Der neue österreichische Bundespräsident Alexander Van der Bellen setzt ein Zeichen für Europa und steuert auf seiner ersten Auslandsreise Brüssel an. Er glaubt, dass ausgerechnet EU-Feinde ihm letztlich zur Wahl verholfen haben.
Van der Bellen bezeichnete das Brexit-Votum am Montag in Brüssel zwar als «tragische Fehlentscheidung der Mehrheit des britischen Volkes». Ein «paradoxes Resultat» davon sei aber, «dass in Österreich plötzlich ein ganz neues Bewusstsein über die Richtigkeit und die Notwendigkeit der Mitgliedschaft in der Europäischen Union entstanden» sei.
Dieses neue Bewusstsein könnte ihm letztlich auch bei seiner Wahl zum Bundespräsidenten geholfen haben, sagte der 73-Jährige. Im Wahlkampf mit dem rechtspopulistischen Kandidaten Norbert Hofer hatte die Frage über Österreichs Position in Europa eine wichtige Rolle gespielt.
Van der Bellen hatte sich stets klar europafreundlich positioniert. So führte ihn seine erste Auslandsreise nun auch zur EU-Kommission und zum EU-Ministerrat in Brüssel.
«Wir sind alle Teil der EU»
«Es war mir wichtig, als gewählter Bundespräsident der Republik Österreich meine erste Reise ausserhalb der österreichischen Grenzen nach Brüssel zu machen», sagte der ehemalige Grünen-Vorsitzende nach einem Treffen mit dem polnischen Ratspräsidenten Donald Tusk.
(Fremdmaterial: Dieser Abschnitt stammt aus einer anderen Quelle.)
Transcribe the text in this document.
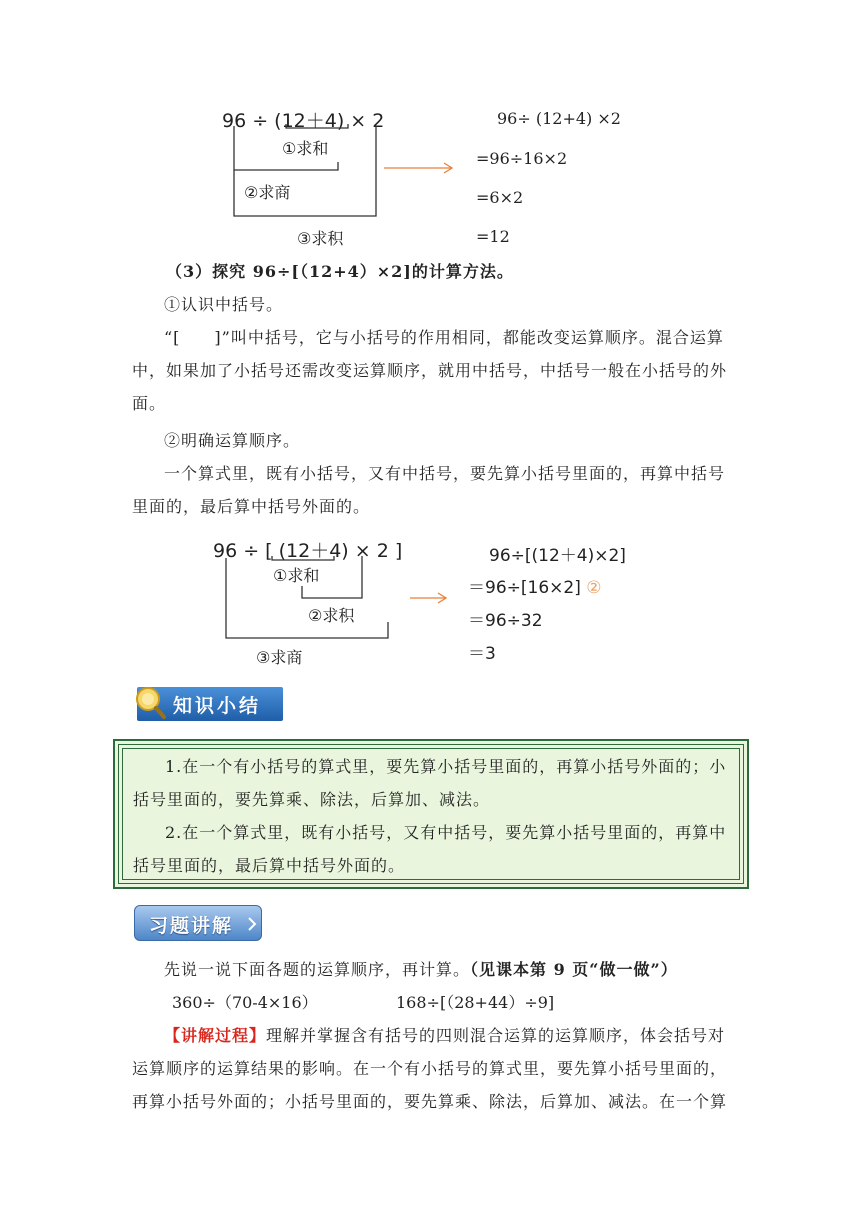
96 ÷ (12＋4) × 2
①求和
②求商
③求积
96÷ (12+4) ×2
=96÷16×2
=6×2
=12

（3）探究 96÷[（12+4）×2]的计算方法。

①认识中括号。

“[　　]”叫中括号，它与小括号的作用相同，都能改变运算顺序。混合运算中，如果加了小括号还需改变运算顺序，就用中括号，中括号一般在小括号的外面。

②明确运算顺序。

一个算式里，既有小括号，又有中括号，要先算小括号里面的，再算中括号里面的，最后算中括号外面的。

96 ÷ [ (12＋4) × 2 ]
①求和
②求积
③求商
96÷[(12＋4)×2]
＝96÷[16×2] ②
＝96÷32
＝3
知识小结

1.在一个有小括号的算式里，要先算小括号里面的，再算小括号外面的；小括号里面的，要先算乘、除法，后算加、减法。

2.在一个算式里，既有小括号，又有中括号，要先算小括号里面的，再算中括号里面的，最后算中括号外面的。

习题讲解

先说一说下面各题的运算顺序，再计算。（见课本第 9 页“做一做”）

360÷（70-4×16）	168÷[（28+44）÷9]

【讲解过程】理解并掌握含有括号的四则混合运算的运算顺序，体会括号对运算顺序的运算结果的影响。在一个有小括号的算式里，要先算小括号里面的，再算小括号外面的；小括号里面的，要先算乘、除法，后算加、减法。在一个算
Der Präsident merkte allerdings an, dass Brüssel nicht wirklich zum Ausland zähle: «Wir sind alle Teil der Europäischen Union».
Tusk drückte in Brüssel seine Bewunderung für Van der Bellen aus. «In einigen Kreisen ist es zur Mode geworden, gegen die EU zu sein», sagte er. Van der Bellens Sieg sei daher ein «Hoffnungszeichen für Millionen Europäer».
Üblicherweise führt der erste Staatsbesuch den österreichischen Bundespräsidenten in ein Nachbarland. Ein Besuch in einem solchen steht allerdings noch diese Woche an: Am Donnerstag wird Van der Bellen von Bundespräsidentin Doris Leuthard in Bern empfangen.
Kern: Rückkehr zu offenen Grenzen
Ein weiterer Schwerpunkt der gemeinsamen Beratungen zwischen Van der Bellen, Tusk und dem österreichischen Bundeskanzler Christian Kern war die Migration. Tusk sagte, die EU habe in diesem Bereich schon viel geschafft. Österreich sei auf dem Höhepunkt der Flüchtlingskrise «im Auge des Sturms» gestanden.
Die EU konzentriere sich darauf, die illegale Migration von Libyen nach Italien zu reduzieren. Aber auch die östliche Mittelmeer-Route müsse in Zusammenarbeit mit der Türkei und anderen Partnern geschlossen bleiben.
Auch Kern erklärte, die EU habe in der Migrationskrise in den vergangenen Monaten bereits grosse Fortschritte erzielt. Die Zusammenarbeit mit Libyen sollte man zwar nicht überbewerten. Ziel sei es aber zu einem Europa der offenen Grenzen zurückzukehren. Die Grenzkontrollen «machen wir nicht aus Begeisterung», sagte er.
Ein weiteres Thema des Gesprächs war die Vorbereitung der österreichischen EU-Ratspräsidentschaft in der zweiten Hälfte des Jahres 2018. Kern kündigte an, soziale Fragen würden ein ganz wesentlicher Teil des österreichischen EU-Vorsitzes werden. Diese Politik sei am wenigsten weit in der EU, dabei gebe es eine Reihe von Verwerfungen auf den Arbeitsmärkten.